The architecture avoids flat networks and implicit trust relationships.

Systems are separated based on:

  • exposure (public vs internal)
  • sensitivity (critical vs non-critical)
  • function (administration, services, monitoring)

This limits lateral movement and reduces the impact of compromise.


4. Least Exposure

Only necessary services and interfaces should be exposed.

This applies to:

  • public-facing services
  • internal service communication
  • administrative access paths

Reducing exposure directly reduces the attack surface.


5. Controlled and Auditable Administrative Access

Administrative access is treated as a high-risk activity.

It must be:

  • centralized
  • restricted
  • auditable

The objective is to prevent uncontrolled privileged access and ensure traceability of sensitive actions.


6. Defense in Depth

Security does not rely on a single control layer.

Multiple layers of controls are expected:

  • network filtering
  • access control
  • system hardening
  • monitoring and detection

This ensures that a single failure does not lead to full compromise.


7. Traceable and Justified Decisions

Security-relevant architectural decisions must be explainable.

Each significant choice (exposure, placement, access model) should be:

  • linked to a risk or constraint
  • documented
  • reviewable over time

This supports auditability and continuous improvement.


8. Progressive Maturity

The architecture is intentionally evolving.

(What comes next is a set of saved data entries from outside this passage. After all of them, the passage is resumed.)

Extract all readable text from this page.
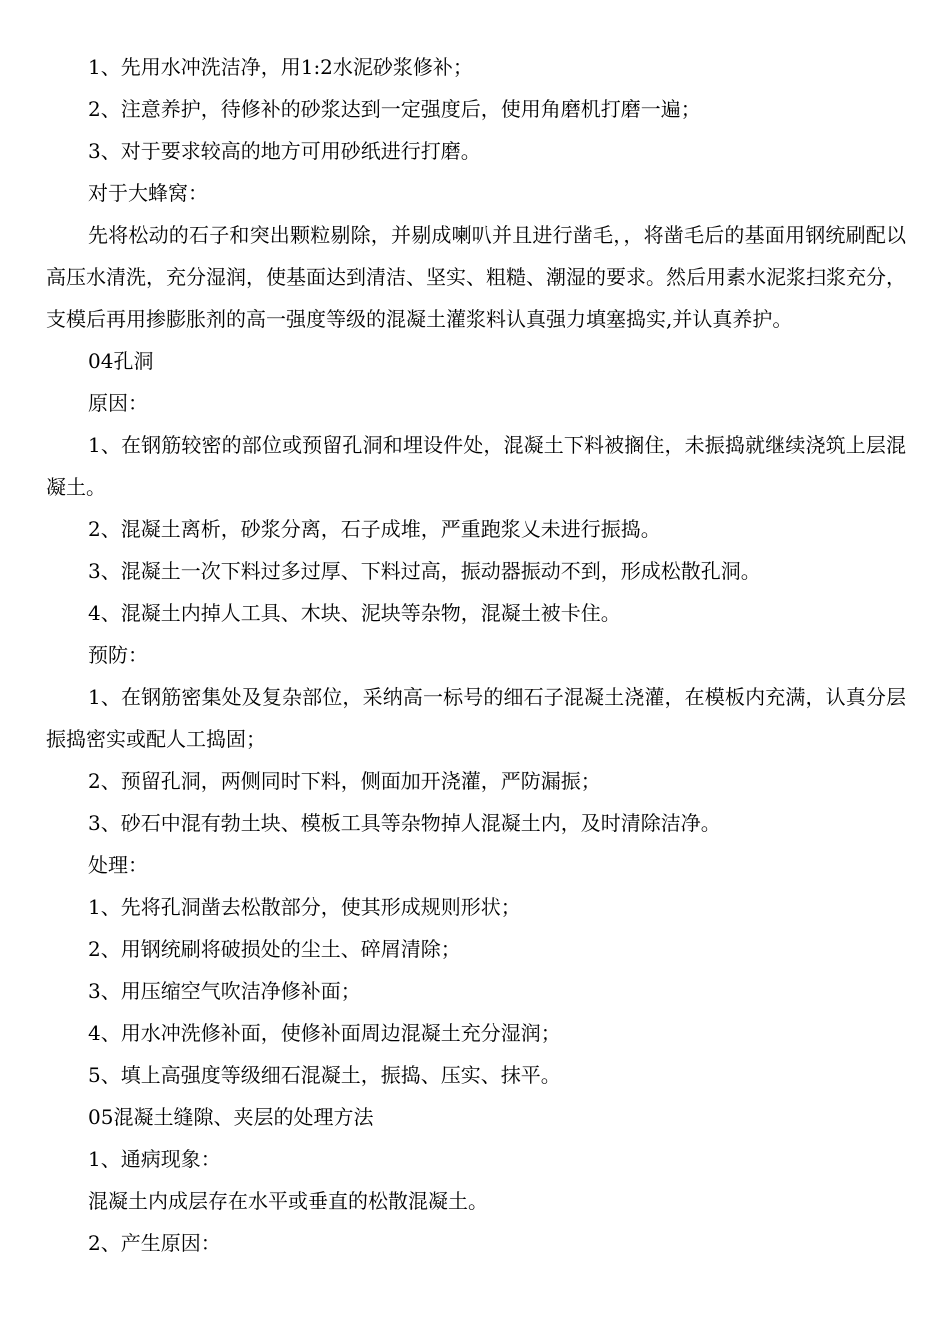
1、先用水冲洗洁净，用1:2水泥砂浆修补；

2、注意养护，待修补的砂浆达到一定强度后，使用角磨机打磨一遍；

3、对于要求较高的地方可用砂纸进行打磨。

对于大蜂窝：

先将松动的石子和突出颗粒剔除，并剔成喇叭并且进行凿毛，，将凿毛后的基面用钢统刷配以高压水清洗，充分湿润，使基面达到清洁、坚实、粗糙、潮湿的要求。然后用素水泥浆扫浆充分，支模后再用掺膨胀剂的高一强度等级的混凝土灌浆料认真强力填塞捣实,并认真养护。

04孔洞

原因：

1、在钢筋较密的部位或预留孔洞和埋设件处，混凝土下料被搁住，未振捣就继续浇筑上层混凝土。

2、混凝土离析，砂浆分离，石子成堆，严重跑浆乂未进行振捣。

3、混凝土一次下料过多过厚、下料过高，振动器振动不到，形成松散孔洞。

4、混凝土内掉人工具、木块、泥块等杂物，混凝土被卡住。

预防：

1、在钢筋密集处及复杂部位，采纳高一标号的细石子混凝土浇灌，在模板内充满，认真分层振捣密实或配人工捣固；

2、预留孔洞，两侧同时下料，侧面加开浇灌，严防漏振；

3、砂石中混有勃土块、模板工具等杂物掉人混凝土内，及时清除洁净。

处理：

1、先将孔洞凿去松散部分，使其形成规则形状；

2、用钢统刷将破损处的尘土、碎屑清除；

3、用压缩空气吹洁净修补面；

4、用水冲洗修补面，使修补面周边混凝土充分湿润；

5、填上高强度等级细石混凝土，振捣、压实、抹平。

05混凝土缝隙、夹层的处理方法

1、通病现象：

混凝土内成层存在水平或垂直的松散混凝土。

2、产生原因：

Temporary or suboptimal decisions may exist due to:

  • resource constraints
  • implementation sequencing
  • learning objectives

These decisions are:

  • documented
  • acknowledged as transitional
  • planned for improvement

This principle ensures alignment between documentation and reality.


How These Principles Are Applied

These principles influence decisions such as:

  • definition of trust zones and segmentation strategy
  • exposure of services in public environments
  • design of administrative access paths
  • placement of monitoring and logging capabilities
  • prioritisation of security controls

They are used as a reference during:

  • architectural design
  • risk analysis
  • security decision-making
  • documentation reviews

Current Maturity

At the current stage, architectural principles are considered partially established.

Established

  • clear risk-aware architectural intent
  • initial application of segmentation and exposure reduction
  • recognition of administrative access as a critical control point
  • documentation of core design principles

In Progress

  • stronger alignment between principles and actual implementation
  • improved consistency across all infrastructure components
  • clearer linkage between principles, risks, and design decisions
  • increased use of principles in decision documentation

Planned / Next Phase

  • systematic use of principles in all architecture evolutions
  • stronger support for audit and traceability
  • tighter integration with control framework and validation activities
  • continuous refinement based on observed risks and incidents

This page is intended to remain stable while guiding the evolution of the architecture.